The report unveiled the following issues regarding the football program:
"Baylor failed to take appropriate action to respond to reports of sexual assault and dating violence reportedly committed by football players. The choices made by football staff and athletics leadership, in some instances, posed a risk to campus safety and the integrity of the University.
"In certain instances, including reports of a sexual assault by multiple football players, athletics and football personnel affirmatively chose not to report sexual violence and dating violence to an appropriate administrator outside of athletics. In those instances, football coaches or staff met directly with a complainant and/or a parent of a complainant and did not report the misconduct.
"As a result, no action was taken to support complainants, fairly and impartially evaluate the conduct under Title IX, address identified cultural concerns within the football program, or protect campus safety once aware of a potential pattern of sexual violence by multiple football players."
Hamilton found that the university's student conduct processes "were wholly inadequate to consistently provide a prompt and equitable response under Title IX," and failed to eliminate a "potential hostile environment."
The university didn't create a Title IX office until Nov. 2014, but asked senior administrators to passively help oversee the department without consideration to their professional profile.
The Baylor Board of Regents made the personnel decisions based on the findings and a decision to change the culture of unaccountability.
"We were horrified by the extent of these acts of sexual violence on our campus," said Richard Willis, chair of the Baylor Board of Regents. "This investigation revealed the University's mishandling of reports in what should have been a supportive, responsive and caring environment for students."
"The depth to which these acts occurred shocked and outraged us. Our students and their families deserve more, and we have committed our full attention to improving our processes, establishing accountability and ensuring appropriate actions are taken to support former, current and future students."

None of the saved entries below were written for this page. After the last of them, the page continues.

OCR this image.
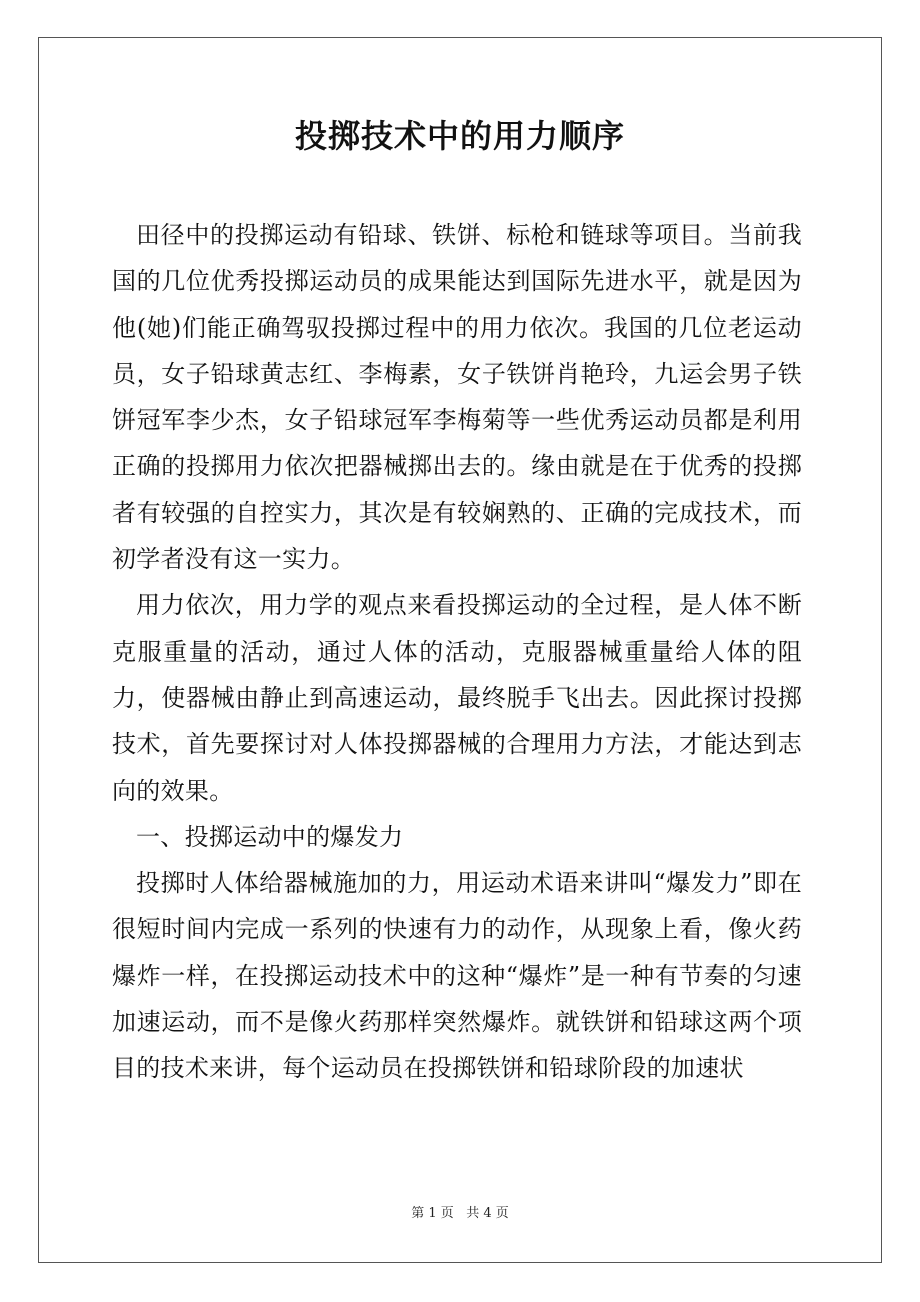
投掷技术中的用力顺序

田径中的投掷运动有铅球、铁饼、标枪和链球等项目。当前我国的几位优秀投掷运动员的成果能达到国际先进水平，就是因为他(她)们能正确驾驭投掷过程中的用力依次。我国的几位老运动员，女子铅球黄志红、李梅素，女子铁饼肖艳玲，九运会男子铁饼冠军李少杰，女子铅球冠军李梅菊等一些优秀运动员都是利用正确的投掷用力依次把器械掷出去的。缘由就是在于优秀的投掷者有较强的自控实力，其次是有较娴熟的、正确的完成技术，而初学者没有这一实力。

用力依次，用力学的观点来看投掷运动的全过程，是人体不断克服重量的活动，通过人体的活动，克服器械重量给人体的阻力，使器械由静止到高速运动，最终脱手飞出去。因此探讨投掷技术，首先要探讨对人体投掷器械的合理用力方法，才能达到志向的效果。

一、投掷运动中的爆发力

投掷时人体给器械施加的力，用运动术语来讲叫“爆发力”即在很短时间内完成一系列的快速有力的动作，从现象上看，像火药爆炸一样，在投掷运动技术中的这种“爆炸”是一种有节奏的匀速加速运动，而不是像火药那样突然爆炸。就铁饼和铅球这两个项目的技术来讲，每个运动员在投掷铁饼和铅球阶段的加速状

第 1 页 共 4 页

Among the sexual assault incidents involving Baylor football players include defensive end Tevin Elliott being sentenced to 20 years in prison for sexually assaulting a Baylor student in 2012. Defensive end Sam Ukwuachu, a transfer from Boise State, was also convicted of sexual assault and defensive end Shawn Oakman is currently being investigated for sexual assault.
A recent investigation by ESPN's Outside the Lines alleged that Baylor players Tre'Von Armstead and Shamycheal Chatman were named as suspects in a sexual assault that took place more than two years ago but never were charged.
Baylor was a bottom-level program before hiring Briles away from Houston. The Bears went 4-8 in each of Briles' first two seasons to run their streak of losing campaigns to 14.
Baylor went 7-6 and qualified for a bowl game in 2010 before an explosive offensive helped propel the team into a Top 10 program. Among the star players were quarterback Robert Griffin III, the 2011 Heisman Trophy winner.
The Bears have been ranked in the Top 5 at some point in each of the past three season as well as being national champion contenders.